Crisp-Skinned Chicken with Rosemary Potatoes
This is a classic Sunday lunch dish. As most of our recipes, this is very easy to make and it is full of flavor. It only takes a moment to prepare, and the rest is up to your oven. I didn’t use a meat thermometer to test the chicken, I just used the time guides the recipe provides, and when the time was up, I poked it with a fork to see if the juices ran clear.
To get the chicken nice and golden, you have to leave it uncovered during the whole roasting process. What I did, was I mixed 1/4 stick of melted butter, and I added about 2 tablespoons of soy sauce which I used that to baste the chicken during the last 15 minutes of cooking time, and it really helped with the color. It came out a wonderful dark amber color.
I hope you will try this soon!
with Rosemary Potatoes
From Martha Stewart.com
Serves 4 to 6
6 russet potatoes, peeled and cut crosswise, 3/4 inch thick
Extra-virgin olive oil
1/2 teaspoon cornstarch
1 whole chicken (about 4 1/2 pounds)
1 tablespoon unsalted butter, softened
1 small bunch fresh rosemary
- Preheat oven to 450 degrees. Cook potatoes in salted boiling water until tender, 11 to 13 minutes. Drain. Return potatoes to pot, and shake over low heat to dry and fluff. Coat with oil, and season with salt.
- Mix together 1 1/2 teaspoons salt and the cornstarch. Pat chicken dry with paper towels. Rub skin with butter, and season with salt mixture. Stuff some rosemary into cavity. Pile remaining rosemary on a rimmed baking sheet.
- Place chicken, breast side up, on rosemary, and tuck wings under.

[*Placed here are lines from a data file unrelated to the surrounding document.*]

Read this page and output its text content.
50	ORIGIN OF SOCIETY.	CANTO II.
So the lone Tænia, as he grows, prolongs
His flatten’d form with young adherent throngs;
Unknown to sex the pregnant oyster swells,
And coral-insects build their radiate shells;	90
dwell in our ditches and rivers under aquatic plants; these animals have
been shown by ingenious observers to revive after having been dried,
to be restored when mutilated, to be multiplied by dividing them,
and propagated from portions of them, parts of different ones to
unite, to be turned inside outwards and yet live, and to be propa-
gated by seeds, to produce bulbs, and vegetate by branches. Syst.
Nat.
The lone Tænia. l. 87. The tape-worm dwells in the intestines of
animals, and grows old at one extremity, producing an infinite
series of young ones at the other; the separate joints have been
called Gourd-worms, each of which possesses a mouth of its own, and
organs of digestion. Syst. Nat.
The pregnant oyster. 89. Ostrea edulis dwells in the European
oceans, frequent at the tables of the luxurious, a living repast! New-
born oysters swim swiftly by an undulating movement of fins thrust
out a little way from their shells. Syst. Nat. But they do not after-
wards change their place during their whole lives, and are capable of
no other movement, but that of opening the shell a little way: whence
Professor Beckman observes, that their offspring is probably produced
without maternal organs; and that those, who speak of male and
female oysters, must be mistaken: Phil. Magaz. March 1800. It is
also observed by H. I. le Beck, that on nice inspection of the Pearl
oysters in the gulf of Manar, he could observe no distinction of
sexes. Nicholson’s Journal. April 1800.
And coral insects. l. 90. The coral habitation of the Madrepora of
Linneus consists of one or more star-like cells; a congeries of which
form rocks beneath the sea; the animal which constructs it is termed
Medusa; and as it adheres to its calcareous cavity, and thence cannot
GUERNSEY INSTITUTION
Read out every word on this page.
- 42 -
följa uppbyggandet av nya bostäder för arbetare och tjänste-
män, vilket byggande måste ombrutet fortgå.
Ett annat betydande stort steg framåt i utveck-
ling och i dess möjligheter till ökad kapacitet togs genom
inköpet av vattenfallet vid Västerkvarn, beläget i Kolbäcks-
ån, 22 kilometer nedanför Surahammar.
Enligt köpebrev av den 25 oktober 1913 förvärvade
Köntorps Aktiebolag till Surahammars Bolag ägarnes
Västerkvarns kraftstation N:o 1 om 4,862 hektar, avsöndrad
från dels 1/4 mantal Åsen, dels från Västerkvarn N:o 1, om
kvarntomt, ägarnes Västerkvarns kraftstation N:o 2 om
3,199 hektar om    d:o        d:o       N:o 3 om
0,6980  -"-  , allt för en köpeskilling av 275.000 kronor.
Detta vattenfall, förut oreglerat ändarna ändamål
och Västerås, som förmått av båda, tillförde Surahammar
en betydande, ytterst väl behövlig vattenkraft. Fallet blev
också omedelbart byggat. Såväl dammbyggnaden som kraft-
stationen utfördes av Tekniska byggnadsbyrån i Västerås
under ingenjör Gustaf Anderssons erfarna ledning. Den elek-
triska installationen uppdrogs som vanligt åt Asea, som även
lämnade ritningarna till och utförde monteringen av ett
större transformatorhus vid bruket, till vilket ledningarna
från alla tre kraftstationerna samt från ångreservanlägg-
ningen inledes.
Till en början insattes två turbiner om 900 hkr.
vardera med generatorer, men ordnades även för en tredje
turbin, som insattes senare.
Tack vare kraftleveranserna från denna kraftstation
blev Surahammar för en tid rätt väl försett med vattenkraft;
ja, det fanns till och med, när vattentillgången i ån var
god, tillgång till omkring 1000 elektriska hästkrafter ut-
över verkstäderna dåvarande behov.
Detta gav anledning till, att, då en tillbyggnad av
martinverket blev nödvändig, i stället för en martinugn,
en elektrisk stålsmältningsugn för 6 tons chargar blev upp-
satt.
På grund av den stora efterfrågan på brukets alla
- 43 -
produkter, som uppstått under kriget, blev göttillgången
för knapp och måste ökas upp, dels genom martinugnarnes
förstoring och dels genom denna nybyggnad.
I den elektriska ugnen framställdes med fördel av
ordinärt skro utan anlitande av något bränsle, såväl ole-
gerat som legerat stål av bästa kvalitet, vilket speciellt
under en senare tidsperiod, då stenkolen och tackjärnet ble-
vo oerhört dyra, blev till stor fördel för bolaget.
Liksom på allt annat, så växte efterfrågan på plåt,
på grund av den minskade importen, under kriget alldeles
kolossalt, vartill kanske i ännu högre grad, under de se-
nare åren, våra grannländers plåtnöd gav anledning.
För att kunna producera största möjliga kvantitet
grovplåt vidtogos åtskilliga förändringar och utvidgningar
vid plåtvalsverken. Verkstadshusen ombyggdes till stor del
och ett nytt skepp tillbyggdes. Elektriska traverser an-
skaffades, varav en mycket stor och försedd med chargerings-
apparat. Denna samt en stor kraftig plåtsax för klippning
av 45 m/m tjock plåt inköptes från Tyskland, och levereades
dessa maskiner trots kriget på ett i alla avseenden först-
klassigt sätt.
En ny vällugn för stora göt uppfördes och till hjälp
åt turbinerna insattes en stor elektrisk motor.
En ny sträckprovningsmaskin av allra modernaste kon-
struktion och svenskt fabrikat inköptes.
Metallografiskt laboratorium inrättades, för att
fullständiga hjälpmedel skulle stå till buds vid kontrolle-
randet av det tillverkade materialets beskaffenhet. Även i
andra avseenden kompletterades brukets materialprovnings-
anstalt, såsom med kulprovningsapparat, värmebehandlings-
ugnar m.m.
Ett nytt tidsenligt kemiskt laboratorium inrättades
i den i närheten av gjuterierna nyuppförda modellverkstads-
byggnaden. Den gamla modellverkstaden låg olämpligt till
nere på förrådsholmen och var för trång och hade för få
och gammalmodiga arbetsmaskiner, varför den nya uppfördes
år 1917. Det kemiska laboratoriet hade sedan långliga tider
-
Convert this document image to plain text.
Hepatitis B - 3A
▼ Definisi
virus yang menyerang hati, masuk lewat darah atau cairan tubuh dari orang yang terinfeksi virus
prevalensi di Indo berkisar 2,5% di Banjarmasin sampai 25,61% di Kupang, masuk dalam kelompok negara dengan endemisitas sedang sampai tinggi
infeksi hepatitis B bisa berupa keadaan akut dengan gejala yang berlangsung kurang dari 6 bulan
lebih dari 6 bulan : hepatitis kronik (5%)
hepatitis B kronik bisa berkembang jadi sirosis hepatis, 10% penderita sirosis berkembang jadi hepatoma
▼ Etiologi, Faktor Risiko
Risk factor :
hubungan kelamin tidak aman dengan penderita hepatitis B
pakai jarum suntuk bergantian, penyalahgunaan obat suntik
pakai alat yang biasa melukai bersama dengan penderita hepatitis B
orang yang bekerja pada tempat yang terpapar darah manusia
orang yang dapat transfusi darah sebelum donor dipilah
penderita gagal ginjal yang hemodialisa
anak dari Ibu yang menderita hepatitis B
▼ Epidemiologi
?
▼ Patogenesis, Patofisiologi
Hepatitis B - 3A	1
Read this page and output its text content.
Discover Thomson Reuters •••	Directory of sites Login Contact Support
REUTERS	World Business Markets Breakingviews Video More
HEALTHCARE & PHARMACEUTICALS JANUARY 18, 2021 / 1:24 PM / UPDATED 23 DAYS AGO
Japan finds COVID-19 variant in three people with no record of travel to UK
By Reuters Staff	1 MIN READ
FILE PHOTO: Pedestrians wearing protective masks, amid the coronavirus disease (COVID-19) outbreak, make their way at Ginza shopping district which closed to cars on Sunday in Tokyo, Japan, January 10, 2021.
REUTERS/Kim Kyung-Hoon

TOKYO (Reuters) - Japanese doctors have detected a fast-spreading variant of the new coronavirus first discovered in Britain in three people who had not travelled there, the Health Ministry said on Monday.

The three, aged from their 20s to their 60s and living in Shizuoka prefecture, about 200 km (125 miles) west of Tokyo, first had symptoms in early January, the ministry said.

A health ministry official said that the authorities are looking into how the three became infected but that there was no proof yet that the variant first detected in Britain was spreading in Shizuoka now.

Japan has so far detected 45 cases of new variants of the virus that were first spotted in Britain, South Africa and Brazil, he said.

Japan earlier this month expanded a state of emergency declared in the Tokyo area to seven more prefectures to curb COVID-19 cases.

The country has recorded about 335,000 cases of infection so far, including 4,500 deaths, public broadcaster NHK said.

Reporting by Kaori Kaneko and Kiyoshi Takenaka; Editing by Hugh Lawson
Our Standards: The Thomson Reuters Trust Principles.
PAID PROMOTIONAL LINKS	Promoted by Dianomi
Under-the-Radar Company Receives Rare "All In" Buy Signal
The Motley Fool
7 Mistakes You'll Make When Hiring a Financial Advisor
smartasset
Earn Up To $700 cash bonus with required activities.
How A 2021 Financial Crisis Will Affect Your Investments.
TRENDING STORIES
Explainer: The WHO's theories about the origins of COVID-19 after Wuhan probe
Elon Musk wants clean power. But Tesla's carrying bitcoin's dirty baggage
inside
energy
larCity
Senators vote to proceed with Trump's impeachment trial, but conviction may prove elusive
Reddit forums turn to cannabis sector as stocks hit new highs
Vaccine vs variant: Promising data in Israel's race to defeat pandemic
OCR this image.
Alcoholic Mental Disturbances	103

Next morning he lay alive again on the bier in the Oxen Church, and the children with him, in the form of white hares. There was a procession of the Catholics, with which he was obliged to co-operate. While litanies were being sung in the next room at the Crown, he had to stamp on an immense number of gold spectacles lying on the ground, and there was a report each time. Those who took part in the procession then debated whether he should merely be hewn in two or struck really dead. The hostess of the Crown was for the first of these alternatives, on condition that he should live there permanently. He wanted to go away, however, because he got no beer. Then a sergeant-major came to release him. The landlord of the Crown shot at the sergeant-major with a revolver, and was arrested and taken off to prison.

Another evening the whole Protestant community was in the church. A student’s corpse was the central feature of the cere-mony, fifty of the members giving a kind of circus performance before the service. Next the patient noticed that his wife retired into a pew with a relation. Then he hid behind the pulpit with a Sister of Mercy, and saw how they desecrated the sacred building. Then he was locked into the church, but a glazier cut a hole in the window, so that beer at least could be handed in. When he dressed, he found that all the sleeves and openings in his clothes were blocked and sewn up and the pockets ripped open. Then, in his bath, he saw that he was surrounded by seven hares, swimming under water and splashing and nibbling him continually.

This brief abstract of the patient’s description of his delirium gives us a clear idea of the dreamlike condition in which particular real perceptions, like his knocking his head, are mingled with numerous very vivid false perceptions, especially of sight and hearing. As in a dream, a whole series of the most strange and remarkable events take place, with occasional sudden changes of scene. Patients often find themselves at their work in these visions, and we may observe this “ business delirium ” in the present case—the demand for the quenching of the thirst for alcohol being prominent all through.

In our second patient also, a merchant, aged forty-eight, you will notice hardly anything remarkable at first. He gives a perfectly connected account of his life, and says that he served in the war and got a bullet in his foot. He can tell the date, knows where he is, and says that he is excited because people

Tie legs together with kitchen twine. Scatter potatoes around chicken. Roast for 30 minutes. Remove from oven, and flip potatoes. Return to oven, rotating sheet. Roast until chicken juices run clear and an instant-read thermometer inserted into the thickest part of a thigh reaches 165 degrees, about 30 minutes more. Let chicken rest for 10 minutes before serving. If potatoes aren’t golden, toss with rosemary, and return to oven.